Ce jour-là, sur la place Ba Dinh qui se trouve dans le centre de Hanoï, une ville du nord du Vietnam devenue la capitale du pays, Ho Chi Minh annonçait au monde la création de la République populaire démocratique du Vietnam. On ne devait guère tarder à découvrir ses dons exceptionnels de tacticien et de stratège révolutionnaire. C’était un novateur, on le savait déjà à Paris, à Moscou, en Chine et dans son pays, mais on ignorait encore presque tout de ses idées visionnaires, de sa ténacité, et surtout de son aptitude à rassembler tout un peuple autour d’un combat contre les derniers réduits du colonialisme français et, plus tard, contre le puissant impérialisme. Le monde allait bientôt s’en étonner.

Il existe des témoignages cinématographiques de cette foule qui envahit la place Ba Dinh pour écouter Ho Chi Minh proclamer la République dans un micro posé sur une base circulaire. C’était la fin de la deuxième guerre mondiale. Les alliés avaient battu les nazis et la France, alors métropole de nombreux pays d’ « Outre-Mer » était aussi d’une certaine manière libérée. Le général de Gaulle faisait figure de héros de la Résistance. C’est ce moment tactique que choisit le révolutionnaire Ai Quoc, ou Ho Chi Minh, pour proclamer l’indépendance de son pays, du nord au sud, et assumer le pouvoir que lui conférait son ascendant sur tout un peuple. Soit dit en passant, le Vietnam venait de livrer une guerre sans merci contre le Japon, entré dans l’Axe Rome-Berlin-Tokyo pour s’emparer de l’univers. La famine sévissait dans le pays et faisait des millions de morts. Pendant les années où la France fut occupée par l’Allemagne, elle ne put pas envoyer la moindre contribution à sa colonie stratégique du sud-est asiatique.

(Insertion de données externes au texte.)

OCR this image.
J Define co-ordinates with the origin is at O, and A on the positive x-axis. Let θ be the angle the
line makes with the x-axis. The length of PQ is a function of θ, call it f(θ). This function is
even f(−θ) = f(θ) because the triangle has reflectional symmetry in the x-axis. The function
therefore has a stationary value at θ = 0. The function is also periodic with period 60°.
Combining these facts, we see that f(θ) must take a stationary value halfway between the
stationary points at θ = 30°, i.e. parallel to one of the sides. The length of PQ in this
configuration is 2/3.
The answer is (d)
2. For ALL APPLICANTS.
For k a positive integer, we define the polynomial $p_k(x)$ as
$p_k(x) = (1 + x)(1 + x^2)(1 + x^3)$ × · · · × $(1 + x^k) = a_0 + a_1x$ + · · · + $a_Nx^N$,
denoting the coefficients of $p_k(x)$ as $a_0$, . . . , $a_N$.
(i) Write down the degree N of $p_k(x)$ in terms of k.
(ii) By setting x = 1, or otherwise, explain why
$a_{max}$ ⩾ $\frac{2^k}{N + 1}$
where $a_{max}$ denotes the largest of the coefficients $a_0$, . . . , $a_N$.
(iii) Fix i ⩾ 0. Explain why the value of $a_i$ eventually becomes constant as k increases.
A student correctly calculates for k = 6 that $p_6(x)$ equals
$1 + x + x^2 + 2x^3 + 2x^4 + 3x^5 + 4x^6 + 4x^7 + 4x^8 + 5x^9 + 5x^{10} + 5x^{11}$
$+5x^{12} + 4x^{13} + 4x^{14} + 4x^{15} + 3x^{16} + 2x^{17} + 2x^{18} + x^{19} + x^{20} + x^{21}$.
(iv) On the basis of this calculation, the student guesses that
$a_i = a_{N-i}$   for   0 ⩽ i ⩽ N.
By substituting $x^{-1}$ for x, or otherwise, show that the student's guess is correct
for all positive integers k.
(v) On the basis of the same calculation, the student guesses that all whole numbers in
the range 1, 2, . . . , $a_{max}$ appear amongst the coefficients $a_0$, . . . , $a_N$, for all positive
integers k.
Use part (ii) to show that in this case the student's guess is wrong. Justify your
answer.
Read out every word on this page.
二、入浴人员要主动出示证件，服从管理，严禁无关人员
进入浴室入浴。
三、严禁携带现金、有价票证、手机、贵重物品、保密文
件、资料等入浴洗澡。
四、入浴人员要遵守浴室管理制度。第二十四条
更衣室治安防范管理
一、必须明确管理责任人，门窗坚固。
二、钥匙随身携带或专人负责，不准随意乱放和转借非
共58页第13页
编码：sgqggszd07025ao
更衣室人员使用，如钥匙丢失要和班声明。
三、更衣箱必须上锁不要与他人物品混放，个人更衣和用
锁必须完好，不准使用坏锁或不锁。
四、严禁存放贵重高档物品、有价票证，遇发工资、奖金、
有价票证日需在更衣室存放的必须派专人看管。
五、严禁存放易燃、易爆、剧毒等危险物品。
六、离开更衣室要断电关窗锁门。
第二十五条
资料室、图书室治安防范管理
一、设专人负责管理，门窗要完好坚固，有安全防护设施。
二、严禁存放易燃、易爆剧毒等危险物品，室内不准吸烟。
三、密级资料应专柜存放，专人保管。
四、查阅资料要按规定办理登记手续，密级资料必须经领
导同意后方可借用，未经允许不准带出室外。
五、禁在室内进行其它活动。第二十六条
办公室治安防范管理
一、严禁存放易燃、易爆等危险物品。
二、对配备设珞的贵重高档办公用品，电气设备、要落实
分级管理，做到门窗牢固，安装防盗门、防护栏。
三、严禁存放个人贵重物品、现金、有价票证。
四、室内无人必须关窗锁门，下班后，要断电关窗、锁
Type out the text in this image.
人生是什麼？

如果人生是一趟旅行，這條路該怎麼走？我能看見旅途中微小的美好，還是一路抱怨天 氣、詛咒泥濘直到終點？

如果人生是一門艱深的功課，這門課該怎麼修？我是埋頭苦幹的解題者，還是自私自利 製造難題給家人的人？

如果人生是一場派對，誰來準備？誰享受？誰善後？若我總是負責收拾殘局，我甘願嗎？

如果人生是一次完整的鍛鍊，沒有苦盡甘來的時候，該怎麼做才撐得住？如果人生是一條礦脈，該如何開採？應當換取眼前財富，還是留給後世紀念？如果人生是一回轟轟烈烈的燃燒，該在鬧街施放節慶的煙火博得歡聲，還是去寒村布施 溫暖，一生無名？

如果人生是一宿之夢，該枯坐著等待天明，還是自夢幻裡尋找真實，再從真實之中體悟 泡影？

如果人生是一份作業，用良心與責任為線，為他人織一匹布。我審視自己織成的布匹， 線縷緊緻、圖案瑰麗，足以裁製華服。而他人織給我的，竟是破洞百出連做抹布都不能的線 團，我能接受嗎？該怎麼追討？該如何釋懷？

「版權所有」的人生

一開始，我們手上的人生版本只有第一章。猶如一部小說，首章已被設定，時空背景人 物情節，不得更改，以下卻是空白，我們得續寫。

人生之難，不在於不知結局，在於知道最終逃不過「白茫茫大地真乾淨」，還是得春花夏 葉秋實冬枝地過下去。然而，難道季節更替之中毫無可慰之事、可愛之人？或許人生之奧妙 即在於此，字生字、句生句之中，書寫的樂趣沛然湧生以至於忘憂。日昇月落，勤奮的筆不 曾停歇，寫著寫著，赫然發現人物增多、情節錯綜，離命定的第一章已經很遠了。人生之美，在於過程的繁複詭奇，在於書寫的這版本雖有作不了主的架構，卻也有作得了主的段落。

C’est donc dans un pays exsangue que Ho Chi Minh et ses compagnons du Parti communiste d’Indochine, puis du Vietnam proclament une république souveraine et indépendante, prête à aider ses frères du Laos et du Cambodge à se libérer eux aussi du joug colonial, dans les délais les plus brefs possibles.

On ne peut parler sérieusement de la fondation de la République démocratique du Vietnam -aujourd’hui République socialiste du Vietnam- sans évoquer la sagesse politique de Ho Chi Minh et sa parfaite connaissance de la vie dans les colonies. Dans sa jeunesse, à Paris, il fut un des fondateurs du Parti communiste français ; au sein de cette organisation, il se prononça pour la libération des colonies françaises, pour le plus grand étonnement de ses camarades qui finirent tout de même, pour la plupart, par le comprendre. Ayant travaillé comme cuistot et simple marin à bord d’un cargo qui touchait les ports français d’Afrique (il avait alors vingt-deux ans), il connaissait bien la situation des colonies africaines. Plus tard il avait dû prendre du service à bord d’un navire de guerre français qui mouillait dans la rade de Shameen, dans la concession française de Canton.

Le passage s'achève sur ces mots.